Granted, the Oscars haven’t been allergic to box office success, either, nominating recent high-grossing movies like “Bohemian Rhapsody,” “Get Out,” “Hidden Figures,” “The Martian” and “Mad Max: Fury Road” for best picture — not to mention that “Black Panther” and “Joker” were both billion-dollar grossing blockbusters. All of those movies, however, had a distinctive aesthetic approach more in line with the Academy’s sensibility of applauding standout artistic achievement. Both “Black Panther” and “Joker,” for example, earned nominations for costumes, production design, and score — “Black Panther” won Oscars all three of those categories — and “Joker” won Joaquin Phoenix his first Oscar for best actor.

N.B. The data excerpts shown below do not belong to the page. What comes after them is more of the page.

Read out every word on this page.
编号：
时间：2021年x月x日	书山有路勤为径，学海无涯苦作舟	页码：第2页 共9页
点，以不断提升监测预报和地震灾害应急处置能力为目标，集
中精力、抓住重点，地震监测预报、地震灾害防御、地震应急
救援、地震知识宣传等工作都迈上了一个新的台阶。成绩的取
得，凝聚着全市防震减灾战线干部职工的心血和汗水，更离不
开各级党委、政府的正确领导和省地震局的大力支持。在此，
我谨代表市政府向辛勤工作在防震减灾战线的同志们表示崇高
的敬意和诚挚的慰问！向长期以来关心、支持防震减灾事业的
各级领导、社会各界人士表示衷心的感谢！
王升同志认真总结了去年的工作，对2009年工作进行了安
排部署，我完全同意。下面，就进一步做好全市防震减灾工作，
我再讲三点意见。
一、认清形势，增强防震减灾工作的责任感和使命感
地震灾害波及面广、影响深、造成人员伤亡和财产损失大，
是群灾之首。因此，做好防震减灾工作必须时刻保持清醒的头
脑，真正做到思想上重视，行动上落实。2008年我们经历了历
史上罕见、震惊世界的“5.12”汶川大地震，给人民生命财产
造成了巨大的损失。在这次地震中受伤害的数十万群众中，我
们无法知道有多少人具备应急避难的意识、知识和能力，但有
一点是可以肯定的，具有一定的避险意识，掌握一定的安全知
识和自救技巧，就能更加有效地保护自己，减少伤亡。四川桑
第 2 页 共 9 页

More critically, neither of those comic book adaptations presented narratives that required deep-dish foreknowledge of a larger cinematic universe. Yes, “Black Panther” referenced events from “Captain America: Civil War” and “Avengers: Age of Ultron,” but sparingly so, in a way that was readily accessible to audiences who’d never even heard of those other movies. And “Joker” was a standalone full-stop, drawing from the larger Batman comic book lore, but in a story that could’ve just as easily been set in 1970s Manhattan instead of Gotham City.
“No Way Home” is perhaps the least standalone comic book movie ever made. It doesn’t just reference several movies within the Marvel Cinematic Universe, but the five previous “Spider-Man” movies starring Tobey Maguire and Andrew Garfield, dating back nearly 20 years. It does so masterfully, drawing on its audience’s marrow-deep affection for those characters in wildly entertaining fashion. But those characters are either in largely familiar costumes and sets from previous movies or nondescript ones that are then heavily damaged in battle. And though several actors give affecting performances — especially Garfield (already a best actor nominee for “Tick, Tick … Boom!”) and Marisa Tomei (one of the only Oscar winners for a comedic performance in “My Cousin Vinny”) — none of the actors in “No Way Home” mounted a serious campaign for a nomination.

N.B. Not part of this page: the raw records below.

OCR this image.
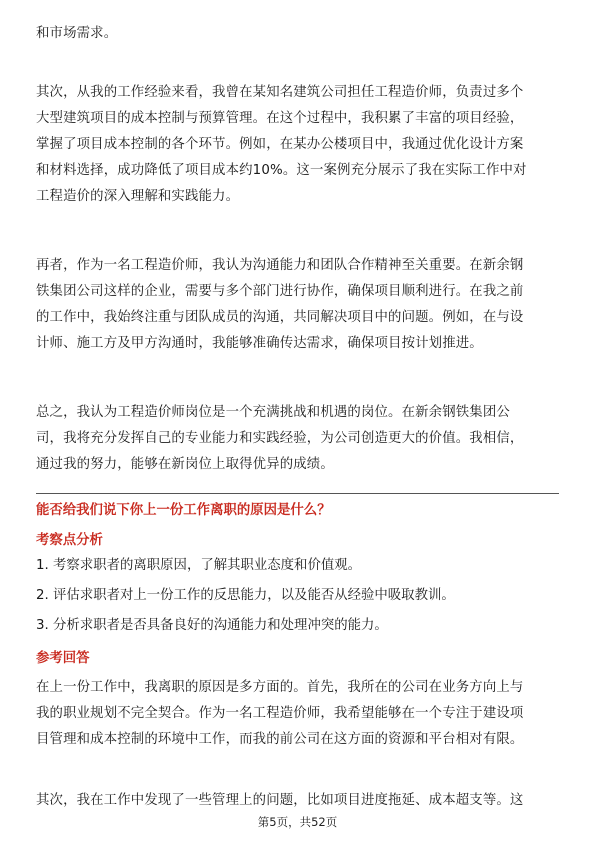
和市场需求。
其次，从我的工作经验来看，我曾在某知名建筑公司担任工程造价师，负责过多个
大型建筑项目的成本控制与预算管理。在这个过程中，我积累了丰富的项目经验，
掌握了项目成本控制的各个环节。例如，在某办公楼项目中，我通过优化设计方案
和材料选择，成功降低了项目成本约10%。这一案例充分展示了我在实际工作中对
工程造价的深入理解和实践能力。
再者，作为一名工程造价师，我认为沟通能力和团队合作精神至关重要。在新余钢
铁集团公司这样的企业，需要与多个部门进行协作，确保项目顺利进行。在我之前
的工作中，我始终注重与团队成员的沟通，共同解决项目中的问题。例如，在与设
计师、施工方及甲方沟通时，我能够准确传达需求，确保项目按计划推进。
总之，我认为工程造价师岗位是一个充满挑战和机遇的岗位。在新余钢铁集团公
司，我将充分发挥自己的专业能力和实践经验，为公司创造更大的价值。我相信，
通过我的努力，能够在新岗位上取得优异的成绩。
能否给我们说下你上一份工作离职的原因是什么？
考察点分析
1. 考察求职者的离职原因，了解其职业态度和价值观。
2. 评估求职者对上一份工作的反思能力，以及能否从经验中吸取教训。
3. 分析求职者是否具备良好的沟通能力和处理冲突的能力。
参考回答
在上一份工作中，我离职的原因是多方面的。首先，我所在的公司在业务方向上与
我的职业规划不完全契合。作为一名工程造价师，我希望能够在一个专注于建设项
目管理和成本控制的环境中工作，而我的前公司在这方面的资源和平台相对有限。
其次，我在工作中发现了一些管理上的问题，比如项目进度拖延、成本超支等。这
第5页，共52页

None of these things are sins onto themselves, nor do they detract from the movie’s lasting pleasures. They do, however, place “No Way Home” quite outside the mainstream of the modern Oscar movie — a trend Academy voters chose not to buck today. At least, in this universe. Perhaps fans can find a small modicum of comfort in knowing that, in some alternate reality, there’s a version of Tom Holland telling reporters today that it really is an honor to be nominated.